Weg met Piet Vroon (1)
"Weg met Piet Vroon" is al vijftien jaar oud, en na het lezen lijkt het me een tijdloze biografie.
Vittorio Busato - zelf psycholoog net als PV en "publicist" vertelt in de inleiding dat hem destijds gevraagd is om een profiel te maken van Piet Vroon. Deze had net "Prutswerk" geschreven en dat viel slecht. "Het was inderdaad prutswerk," vond men. Vroon's idee van de te snelle evolutie van het menselijk brein als een losse federatie van republieken, leek in de zomer van 1997 vooral van toepassing op zijn eigen situatie. "Spijkers' optreden tegen Emile Ratelband was het dieptepunt, maar moest toen nog komen."
Jarenlang was Vroon bejubeld, en het leek eenvoudig om hem nu een trap na te geven. Hij had weinig wetenschappelijk gepubliceerd, "omdat hij veel voor Nederlandse media schreef." En hij was lange tijd columnist bij Vk.
Het probleem van Vroon was dat hij te grote levensvragen wilde beantwoorden. Net als Freud had hij de ambitie om alles over de mens te weten. In het profiel, schrijft Busato, liet hij de crème de la crème van de wetenschap aan het woord en in de meeste gevallen was dit zeer positief. Op één na!
Van een echt interview is het niet meer van gekomen. Vroon was niet consequent en schreef voor iedereen en elk tijdschrift dat hem maar uitnodigde. Clichématig gesteld: Vroon heeft de psychologie in Nederland op de kaart gezet. Vooral door zijn columns en politieke beschouwingen.
"Aanknopingspunten voor een biografie waren er genoeg." Was hij geslachtofferd door de media? De titel - Weg met Piet Vroon - slaat op "weg met de psychologie." Psychologen bestuderen wetten van gedrag waar ze zelf ook gehoorzamen. Vroon was altijd leerling van Frederik Buytendijk, een fenomenoloog. Deze verafschuwen de experimentele methode om meer over menselijk gedrag te weten te komen. Doel daarbij is om tot volwaardig mens-zijn te komen. Mensen doen niet wat ze zeggen en zeggen niet wat ze doen, was een aforisme dat Vroon graag aanhaalde. Privé ging dat ook voor hem op. Vroon dankt zijn bekendheid aan de media, waarin hij aanvankelijk scherp en deskundig te woord gaat, maar allengs zich meer opent over zijn (calvinistische) verleden en steeds verder meningen verwoordt dan puur of objectief over psychologie schrijft.

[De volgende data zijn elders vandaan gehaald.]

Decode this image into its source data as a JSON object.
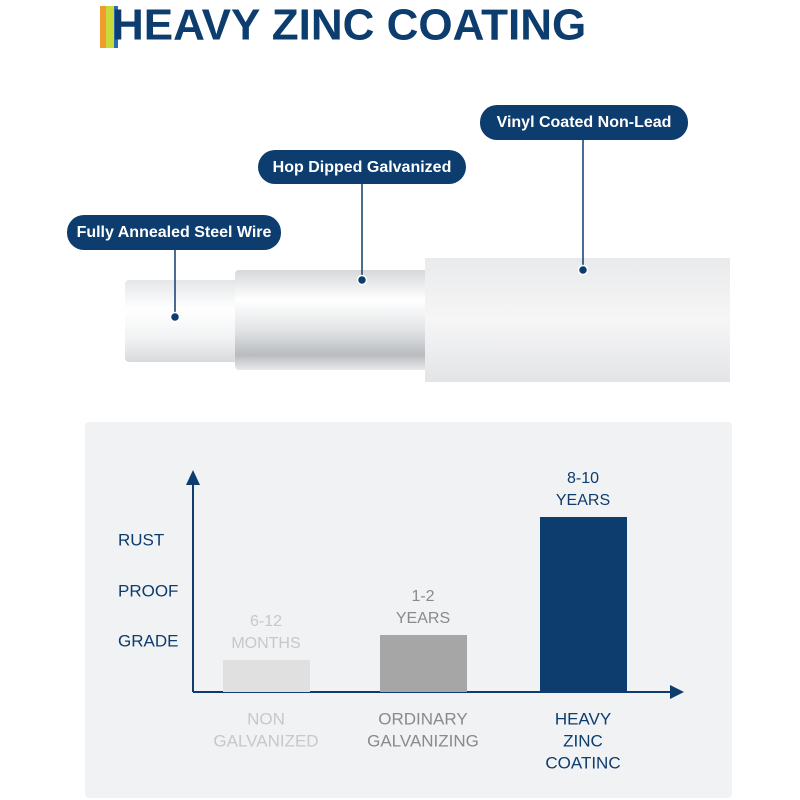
{
  "header": {
    "title": "HEAVY ZINC COATING"
  },
  "layers": [
    {
      "label": "Fully Annealed Steel Wire"
    },
    {
      "label": "Hop Dipped Galvanized"
    },
    {
      "label": "Vinyl Coated Non-Lead"
    }
  ],
  "chart": {
    "y_labels": [
      "RUST",
      "PROOF",
      "GRADE"
    ],
    "bars": [
      {
        "value_lines": [
          "6-12",
          "MONTHS"
        ],
        "category_lines": [
          "NON",
          "GALVANIZED"
        ]
      },
      {
        "value_lines": [
          "1-2",
          "YEARS"
        ],
        "category_lines": [
          "ORDINARY",
          "GALVANIZING"
        ]
      },
      {
        "value_lines": [
          "8-10",
          "YEARS"
        ],
        "category_lines": [
          "HEAVY",
          "ZINC",
          "COATINC"
        ]
      }
    ]
  }
}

De opzet van het boek is een soort thematische indeling: In deel 1 staat de positie in de media centraal en zijn calvinistische achtergrond. Deel 2, de ontwikkeling als wetenschapper, deel 3 de ontwikkeling als populisator van de psychologie en het vierde deel: meer psychologische achtergronden van zijn neergang. In de epiloog geeft de auteur zijn persoonlijke noot aan hoe hij meent dat de hoogleraar herinnerd verdiend te worden.
Een mediageniek psycholoog uit een calvinistisch milieu (1). Piet Vroon is een psycholoog die zijn bekendheid, maar ook zijn neergang in belangrijke mate te danken heeft aan de media.
Deze media werd een verslaving: want "als de media je weet te vinden wordt er ook steeds meer een beroep op je gedaan." Het is een soort vliegwiel waar je niet van los komt.
Een wet van Vroon: het product van gehoorzaamheid van mensen en het aantal regels is een constante: m.a.w. "hoe meer regels hoe meer vlegels." Vroon was ook buiten het academische leven actief, bijvoorbeeld bij consultantsbedrijf BSO werd hij binnengehaald. "Al was het netto effect nauwelijks bekend." Na forse kritiek op "Wolfsklem" in 1993 lijkt de top gezet. In 1995 neemt hij afscheid als columnist van de Vk. Dan is er een stilte tot 1997 wanneer "prutswerk" verschijnt, en Parool drukt een interview af (te vinden in de biografie) waarin de geleerde erg in de war lijkt. Oktober '97 is het dieptepunt wanneer hij meedoet met "Spijkers," Vroon was geen schim meer van de ooit "erudiete, gevatte en provocerende geleerde die hij in zomergast (1991) nog was." In de vakgroep wisten ze al dat Vroon lange tijd ziek was en dat Spijkers de druppel was die zijn dood versneld heeft. Youp van 't Hek neemt het voor de manisch depressieve man op.
De grote levensvragen beginnen al van jongs af aan te intrigeren. Hij gebruikt vaak de klassieken zoals Aristoteles, of Cicero (de geest weet zelf niet wat de geest is), ondanks dat hij geen gymnasiast was. Psychologie gaat over alles en is daarom zo moeilijk te begrenzen. En daarom wordt hij een generalist tegen de usance in van het steeds meer opkomende specialisatie. Vroon: "die specialisten weten van niets alles af."
Zijn invloed groeit met het verschijnen van zijn columns.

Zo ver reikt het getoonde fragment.